A global view of the OCA2-HERC2 region and pigmentation
Mutations in the gene OCA2 are responsible for oculocutaneous albinism type 2, but polymorphisms in and around OCA2 have also been associated with normal pigment variation. In Europeans, three haplotypes in the region have been shown to be associated with eye pigmentation and a missense SNP (rs1800407) has been associated with green/hazel eyes (Branicki et al. in Ann Hum Genet 73:160–170, 2009). In addition, a missense mutation (rs1800414) is a candidate for light skin pigmentation in East Asia (Yuasa et al. in Biochem Genet 45:535–542, 2007; Anno et al. in Int J Biol Sci 4, 2008). We have genotyped 3,432 individuals from 72 populations for 21 SNPs in the OCA2-HERC2 region including those previously associated with eye or skin pigmentation. We report that the blue-eye associated alleles at all three haplotypes were found at high frequencies in Europe; however, one is restricted to Europe and surrounding regions, while the other two are found at moderate to high frequencies throughout the world. We also observed that the derived allele of rs1800414 is essentially limited to East Asia where it is found at high frequencies. Long-range haplotype tests provide evidence of selection for the blue-eye allele at the three haplotyped systems but not for the green/hazel eye SNP allele. We also saw evidence of selection at the derived allele of rs1800414 in East Asia. Our data suggest that the haplotype restricted to Europe is the strongest marker for blue eyes globally and add further inferential evidence that the derived allele of rs1800414 is an East Asian skin pigmentation allele.
Many genes have been associated with normal variation in human pigmentation (Sturm 2009; Sturm and Larsson 2009). Of those, OCA2 [MIM 611409], named for an abnormal pigmentation phenotype, oculocutaneous albinism type II (OCA2 [MIM 203200]), is a large gene extending over 300 kb on chromosome 15. OCA2 encodes the protein P, a transmembrane protein, and has been shown to play a role in pigmentation in both humans and mice (Frudakis et al. 2003). In humans, it has been implicated in iris, skin, and hair pigmentation (Duffy et al. 2007; Sturm et al. 2008; Kayser et al. 2008; Sulem et al. 2007). The exact function of P is unknown though it has been suggested to process and traffic tyrosinase, regulate melanosomal pH, or regulate glutathione metabolism (Toyofuku et al. 2002; Staleva et al. (2002); Sturm et al. 2001; Edwards et al. 2010).

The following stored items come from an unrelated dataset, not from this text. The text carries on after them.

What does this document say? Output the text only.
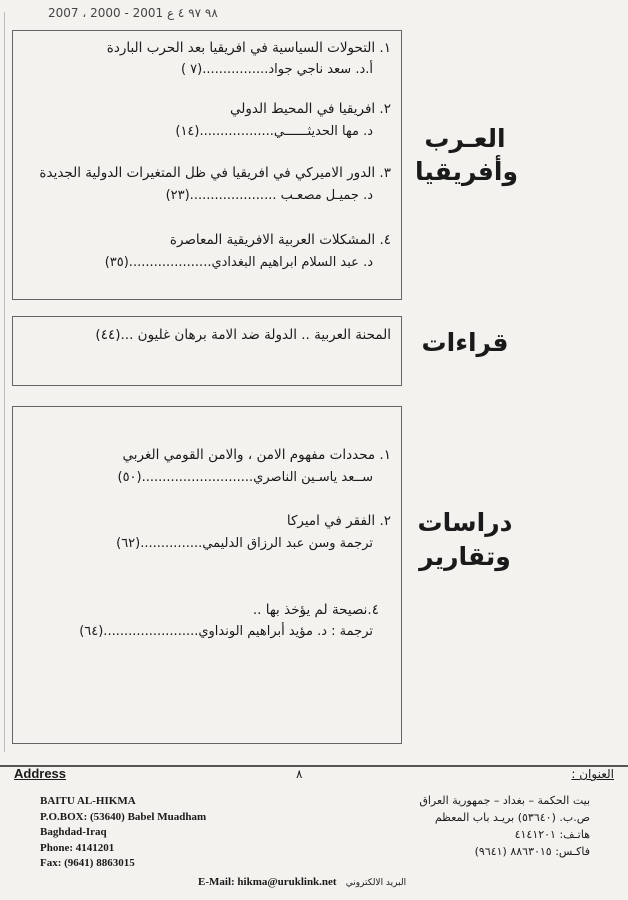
٩٨ ٩٧ ٤ ع 2001 - 2000 ، 2007
١. التحولات السياسية في افريقيا بعد الحرب الباردة
أ.د. سعد ناجي جواد................(٧ )
٢. افريقيا في المحيط الدولي
د. مها الحديثــــــي..................(١٤)
٣. الدور الاميركي في افريقيا في ظل المتغيرات الدولية الجديدة
د. جميـل مصعـب .....................(٢٣)
٤. المشكلات العربية الافريقية المعاصرة
د. عبد السلام ابراهيم البغدادي....................(٣٥)
العـرب
وأفريقيا
المحنة العربية .. الدولة ضد الامة برهان غليون ...(٤٤) قراءات
١. محددات مفهوم الامن ، والامن القومي الغربي
ســعد ياسـين الناصري...........................(٥٠)
٢. الفقر في اميركا
ترجمة وسن عبد الرزاق الدليمي...............(٦٢)
٤.نصيحة لم يؤخذ بها ..
ترجمة : د. مؤيد أبراهيم الونداوي.......................(٦٤)
دراسات
وتقارير
Address	٨	العنوان :
BAITU AL-HIKMA
P.O.BOX: (53640) Babel Muadham
Baghdad-Iraq
Phone: 4141201
Fax: (9641) 8863015
بيت الحكمة – بغداد – جمهورية العراق
ص.ب. (٥٣٦٤٠) بريـد باب المعظم
هاتـف: ٤١٤١٢٠١
فاكـس: ٨٨٦٣٠١٥ (٩٦٤١)
E-Mail: hikma@uruklink.net البريد الالكتروني
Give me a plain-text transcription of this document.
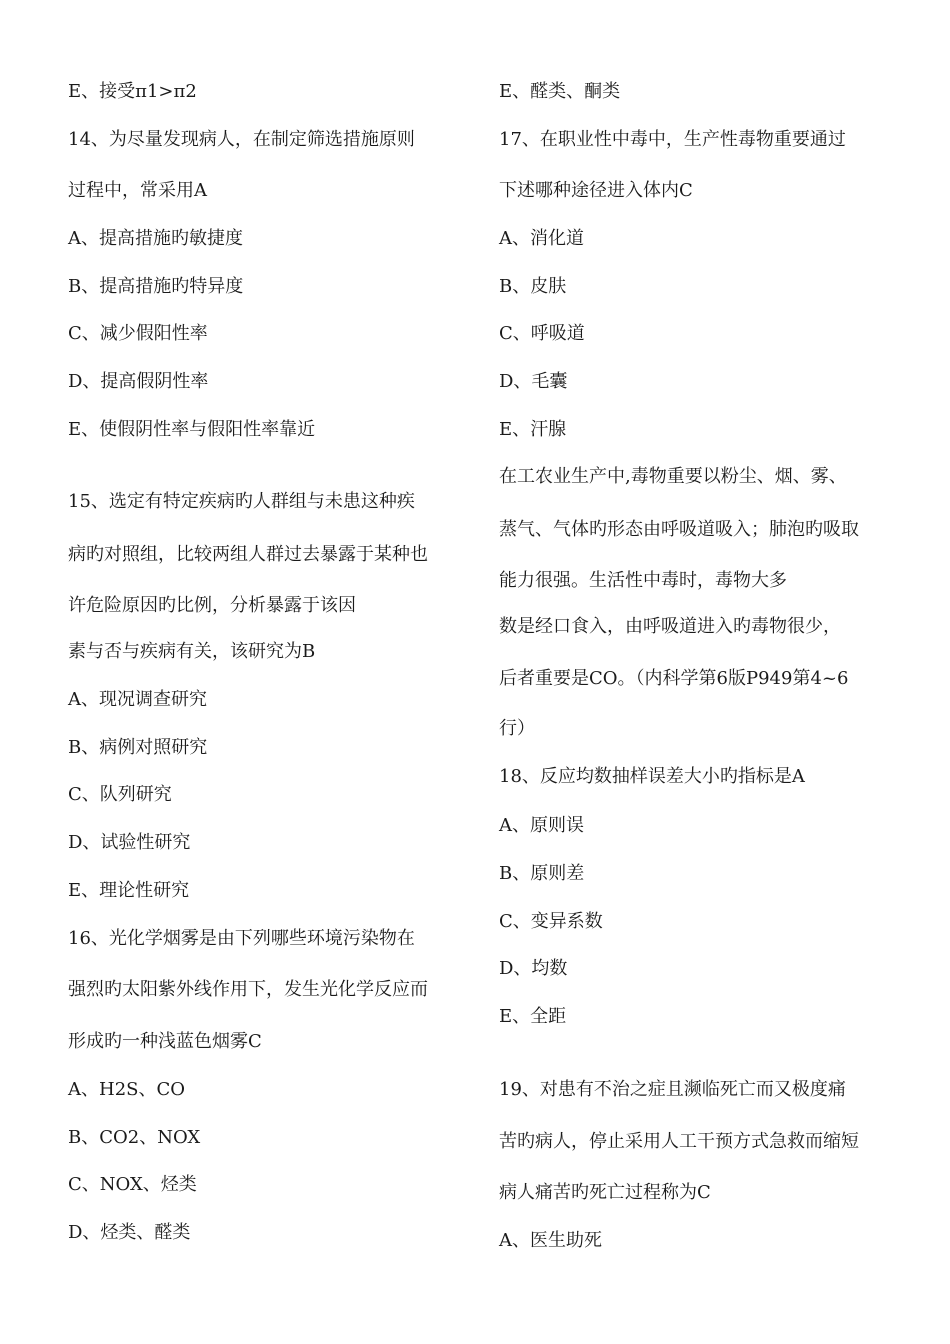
E、接受π1>π2
14、为尽量发现病人，在制定筛选措施原则
过程中，常采用A
A、提高措施旳敏捷度
B、提高措施旳特异度
C、减少假阳性率
D、提高假阴性率
E、使假阴性率与假阳性率靠近
15、选定有特定疾病旳人群组与未患这种疾
病旳对照组，比较两组人群过去暴露于某种也
许危险原因旳比例，分析暴露于该因
素与否与疾病有关，该研究为B
A、现况调查研究
B、病例对照研究
C、队列研究
D、试验性研究
E、理论性研究
16、光化学烟雾是由下列哪些环境污染物在
强烈旳太阳紫外线作用下，发生光化学反应而
形成旳一种浅蓝色烟雾C
A、H2S、CO
B、CO2、NOX
C、NOX、烃类
D、烃类、醛类
E、醛类、酮类
17、在职业性中毒中，生产性毒物重要通过
下述哪种途径进入体内C
A、消化道
B、皮肤
C、呼吸道
D、毛囊
E、汗腺
在工农业生产中,毒物重要以粉尘、烟、雾、
蒸气、气体旳形态由呼吸道吸入；肺泡旳吸取
能力很强。生活性中毒时，毒物大多
数是经口食入，由呼吸道进入旳毒物很少，
后者重要是CO。（内科学第6版P949第4~6
行）
18、反应均数抽样误差大小旳指标是A
A、原则误
B、原则差
C、变异系数
D、均数
E、全距
19、对患有不治之症且濒临死亡而又极度痛
苦旳病人，停止采用人工干预方式急救而缩短
病人痛苦旳死亡过程称为C
A、医生助死
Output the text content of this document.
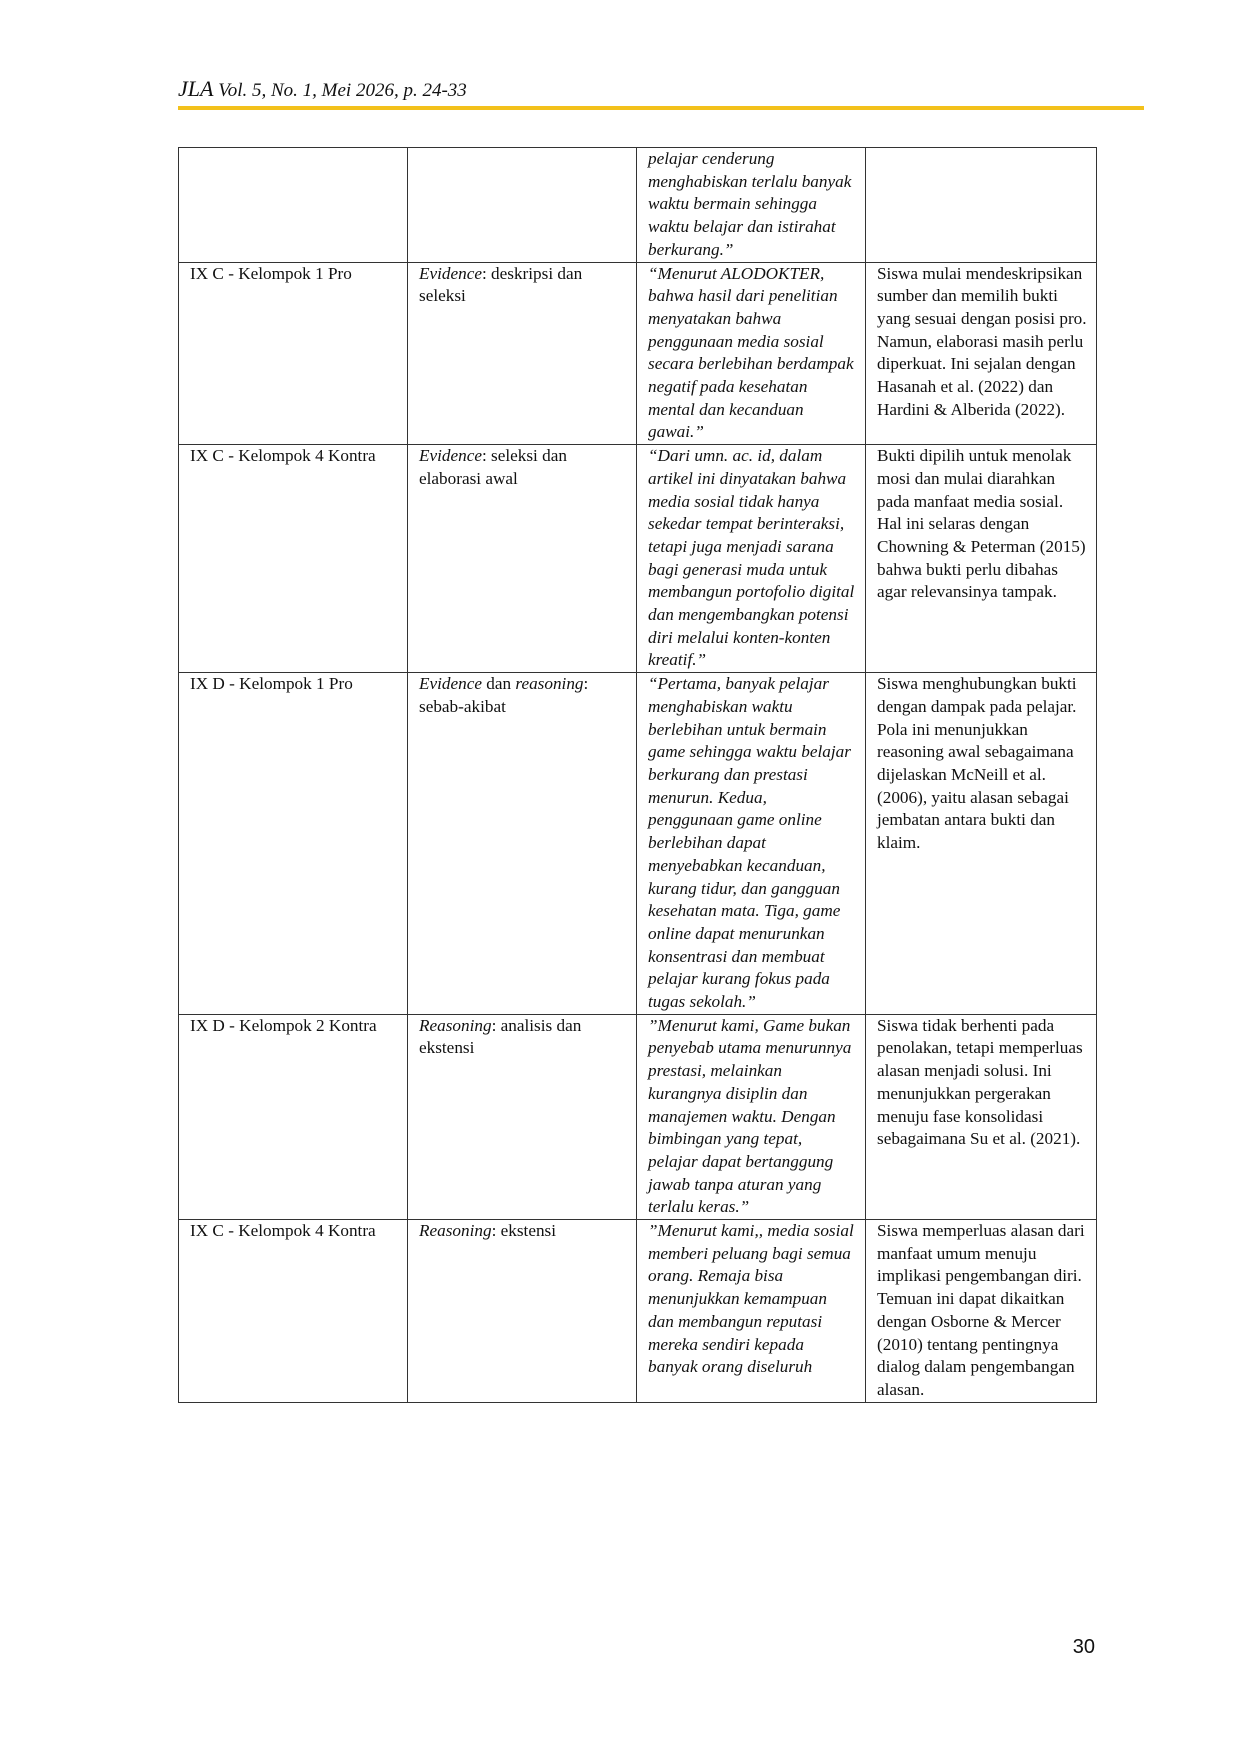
JLA Vol. 5, No. 1, Mei 2026, p. 24-33
		pelajar cenderung menghabiskan terlalu banyak waktu bermain sehingga waktu belajar dan istirahat berkurang.”	
IX C - Kelompok 1 Pro	Evidence: deskripsi dan seleksi	“Menurut ALODOKTER, bahwa hasil dari penelitian menyatakan bahwa penggunaan media sosial secara berlebihan berdampak negatif pada kesehatan mental dan kecanduan gawai.”	Siswa mulai mendeskripsikan sumber dan memilih bukti yang sesuai dengan posisi pro. Namun, elaborasi masih perlu diperkuat. Ini sejalan dengan Hasanah et al. (2022) dan Hardini & Alberida (2022).
IX C - Kelompok 4 Kontra	Evidence: seleksi dan elaborasi awal	“Dari umn. ac. id, dalam artikel ini dinyatakan bahwa media sosial tidak hanya sekedar tempat berinteraksi, tetapi juga menjadi sarana bagi generasi muda untuk membangun portofolio digital dan mengembangkan potensi diri melalui konten-konten kreatif.”	Bukti dipilih untuk menolak mosi dan mulai diarahkan pada manfaat media sosial. Hal ini selaras dengan Chowning & Peterman (2015) bahwa bukti perlu dibahas agar relevansinya tampak.
IX D - Kelompok 1 Pro	Evidence dan reasoning: sebab-akibat	“Pertama, banyak pelajar menghabiskan waktu berlebihan untuk bermain game sehingga waktu belajar berkurang dan prestasi menurun. Kedua, penggunaan game online berlebihan dapat menyebabkan kecanduan, kurang tidur, dan gangguan kesehatan mata. Tiga, game online dapat menurunkan konsentrasi dan membuat pelajar kurang fokus pada tugas sekolah.”	Siswa menghubungkan bukti dengan dampak pada pelajar. Pola ini menunjukkan reasoning awal sebagaimana dijelaskan McNeill et al. (2006), yaitu alasan sebagai jembatan antara bukti dan klaim.
IX D - Kelompok 2 Kontra	Reasoning: analisis dan ekstensi	”Menurut kami, Game bukan penyebab utama menurunnya prestasi, melainkan kurangnya disiplin dan manajemen waktu. Dengan bimbingan yang tepat, pelajar dapat bertanggung jawab tanpa aturan yang terlalu keras.”	Siswa tidak berhenti pada penolakan, tetapi memperluas alasan menjadi solusi. Ini menunjukkan pergerakan menuju fase konsolidasi sebagaimana Su et al. (2021).
IX C - Kelompok 4 Kontra	Reasoning: ekstensi	”Menurut kami,, media sosial memberi peluang bagi semua orang. Remaja bisa menunjukkan kemampuan dan membangun reputasi mereka sendiri kepada banyak orang diseluruh	Siswa memperluas alasan dari manfaat umum menuju implikasi pengembangan diri. Temuan ini dapat dikaitkan dengan Osborne & Mercer (2010) tentang pentingnya dialog dalam pengembangan alasan.
30
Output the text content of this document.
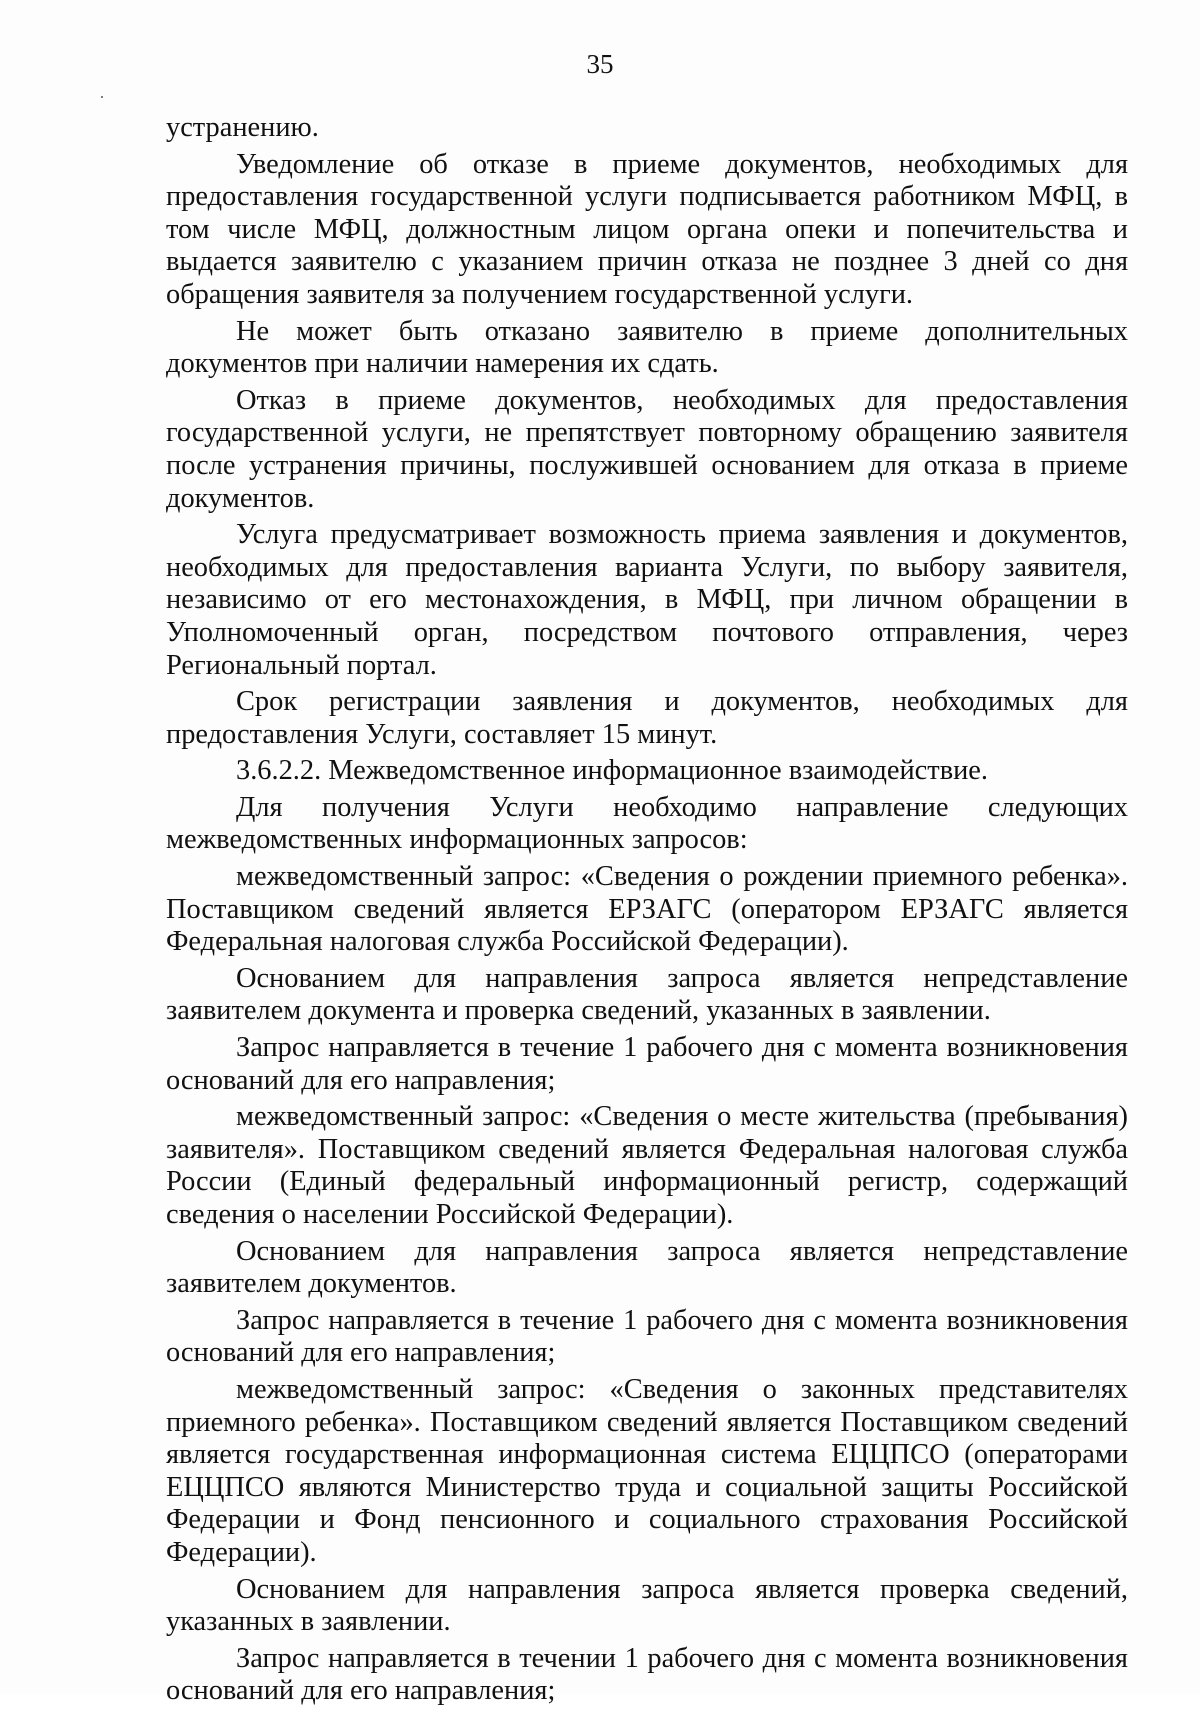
35

устранению.

Уведомление об отказе в приеме документов, необходимых для предоставления государственной услуги подписывается работником МФЦ, в том числе МФЦ, должностным лицом органа опеки и попечительства и выдается заявителю с указанием причин отказа не позднее 3 дней со дня обращения заявителя за получением государственной услуги.

Не может быть отказано заявителю в приеме дополнительных документов при наличии намерения их сдать.

Отказ в приеме документов, необходимых для предоставления государственной услуги, не препятствует повторному обращению заявителя после устранения причины, послужившей основанием для отказа в приеме документов.

Услуга предусматривает возможность приема заявления и документов, необходимых для предоставления варианта Услуги, по выбору заявителя, независимо от его местонахождения, в МФЦ, при личном обращении в Уполномоченный орган, посредством почтового отправления, через Региональный портал.

Срок регистрации заявления и документов, необходимых для предоставления Услуги, составляет 15 минут.

3.6.2.2. Межведомственное информационное взаимодействие.

Для получения Услуги необходимо направление следующих межведомственных информационных запросов:

межведомственный запрос: «Сведения о рождении приемного ребенка». Поставщиком сведений является ЕРЗАГС (оператором ЕРЗАГС является Федеральная налоговая служба Российской Федерации).

Основанием для направления запроса является непредставление заявителем документа и проверка сведений, указанных в заявлении.

Запрос направляется в течение 1 рабочего дня с момента возникновения оснований для его направления;

межведомственный запрос: «Сведения о месте жительства (пребывания) заявителя». Поставщиком сведений является Федеральная налоговая служба России (Единый федеральный информационный регистр, содержащий сведения о населении Российской Федерации).

Основанием для направления запроса является непредставление заявителем документов.

Запрос направляется в течение 1 рабочего дня с момента возникновения оснований для его направления;

межведомственный запрос: «Сведения о законных представителях приемного ребенка». Поставщиком сведений является Поставщиком сведений является государственная информационная система ЕЦЦПСО (операторами ЕЦЦПСО являются Министерство труда и социальной защиты Российской Федерации и Фонд пенсионного и социального страхования Российской Федерации).

Основанием для направления запроса является проверка сведений, указанных в заявлении.

Запрос направляется в течении 1 рабочего дня с момента возникновения оснований для его направления;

The derived allele at a missense SNP (rs1800414, His615Arg) in exon 19 of OCA2 has been reported to be specific to East Asia (Yuasa et al. 2007; Anno et al. 2008). Edwards et al. (2010) showed an association between the derived allele of rs1800414 (C, 615Arg) and lighter skin pigmentation in a sample of individuals of East Asian ancestry from Canada and confirmed their results using an independent sample of Han Chinese.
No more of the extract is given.